Atas permintaan itu, pembayaran pertama sebesar Rp10 miliar dilakukan pada 27 Maret 2020 dari bendahara BNPB kepada rekening BNI PT PPM. Padahal, saat itu belum ada kontrak ataupun surat pesanan.
Sedangkan pembayaran kedua sebesar Rp109 miliar dilakukan pada 28 Maret 2020 dari PPK Puskris Kemenkes kepada rekening BNI PT PPM.
"Di sisi lain, Saudara HM baru menunjuk Saudara BS (BUDI SYLVANA) sebagai pejabat pembuat komitmen (PPK) untuk pengadaan APD di Kementerian Kesehatan pada 28 Maret 2020. Sedangkan surat keputusan penunjukan tersebut dibuat backdate tertanggal 27 Maret 2020," ungkapnya.
BACA JUGA:
Berikutnya, KPK juga mengungkap rapat itu juga menerbitkan surat pemesanan APD dari Kemenkes kepada PT Permana Putra Mandiri sejumlah 5 juta setdengan harga satuan 48,4 dolar Amerika Serikat yang ditandatangani Satrio Wibowo. Kata Asep, surat tersebut tidak terdapat spesifikasi pekerjaan, waktu pelaksanaan pekerjaan, pembayaran, serta hak dan kewajiban para pihak secara teperinci.
Asep juga menyebut surat pemesanan tersebut ditujukan kepada PT Permana Putra Mandiri tetapi PT Energi Kita Indonesia turut menandatangani surat tersebut.

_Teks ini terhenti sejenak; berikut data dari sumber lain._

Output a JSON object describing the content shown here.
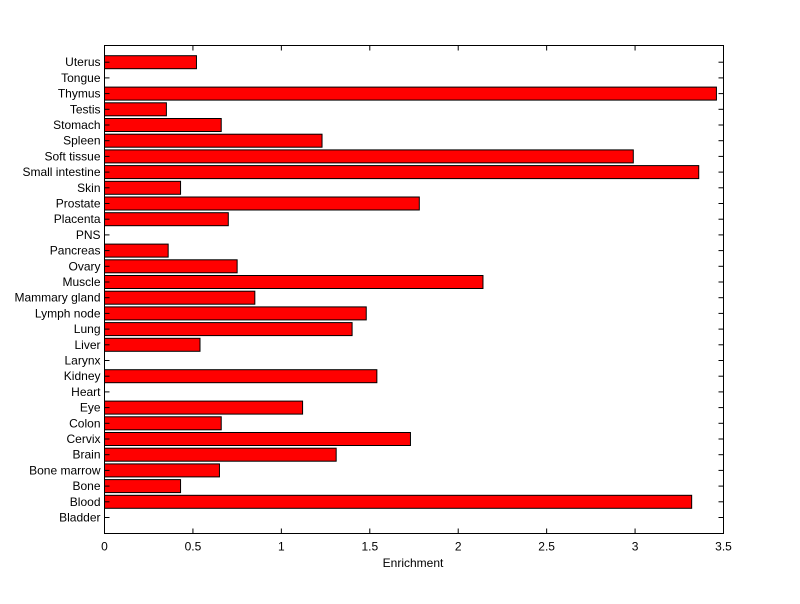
{
  "chart_data": {
    "type": "bar",
    "orientation": "horizontal",
    "xlabel": "Enrichment",
    "ylabel": "",
    "title": "",
    "xlim": [
      0,
      3.5
    ],
    "xticks": [
      0,
      0.5,
      1,
      1.5,
      2,
      2.5,
      3,
      3.5
    ],
    "xtick_labels": [
      "0",
      "0.5",
      "1",
      "1.5",
      "2",
      "2.5",
      "3",
      "3.5"
    ],
    "grid": false,
    "bar_color": "#ff0000",
    "bar_edge_color": "#000000",
    "categories": [
      "Bladder",
      "Blood",
      "Bone",
      "Bone marrow",
      "Brain",
      "Cervix",
      "Colon",
      "Eye",
      "Heart",
      "Kidney",
      "Larynx",
      "Liver",
      "Lung",
      "Lymph node",
      "Mammary gland",
      "Muscle",
      "Ovary",
      "Pancreas",
      "PNS",
      "Placenta",
      "Prostate",
      "Skin",
      "Small intestine",
      "Soft tissue",
      "Spleen",
      "Stomach",
      "Testis",
      "Thymus",
      "Tongue",
      "Uterus"
    ],
    "values": [
      0,
      3.32,
      0.43,
      0.65,
      1.31,
      1.73,
      0.66,
      1.12,
      0,
      1.54,
      0,
      0.54,
      1.4,
      1.48,
      0.85,
      2.14,
      0.75,
      0.36,
      0,
      0.7,
      1.78,
      0.43,
      3.36,
      2.99,
      1.23,
      0.66,
      0.35,
      3.46,
      0,
      0.52
    ]
  }
}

Kemudian praktik lancung juga diduga terjadi karena terjadi negosiasi ulang dengan harga yang disepakati secara bervariatif. Untuk 503.500 set APD yang dikirim 27 April 2020-7 Mei 2020 disepakati harga Rp366.850.
Barang yang dikirim setelah 7 Mei 2020 dengan harga Rp 294.000. Secara total, Kemenkes menerima 3.140.200 set APD hingga 18 Mei 2020.
Akibat perbuatannya, KPK menjerat para tersangka dengan Pasal 2 ayat (1) atau Pasal 3 UU Tipikor juncto Pasal 55 ayat (1) ke-1 KUHP. Sebab, mereka telah membuat negara merugi hingga ratusan miliar.
"Atas pengadaan tersebut, audit BPKP menyatakan telah mengakibatkan kerugian keuangan negara sebesar Rp319 miliar," pungkas Asep.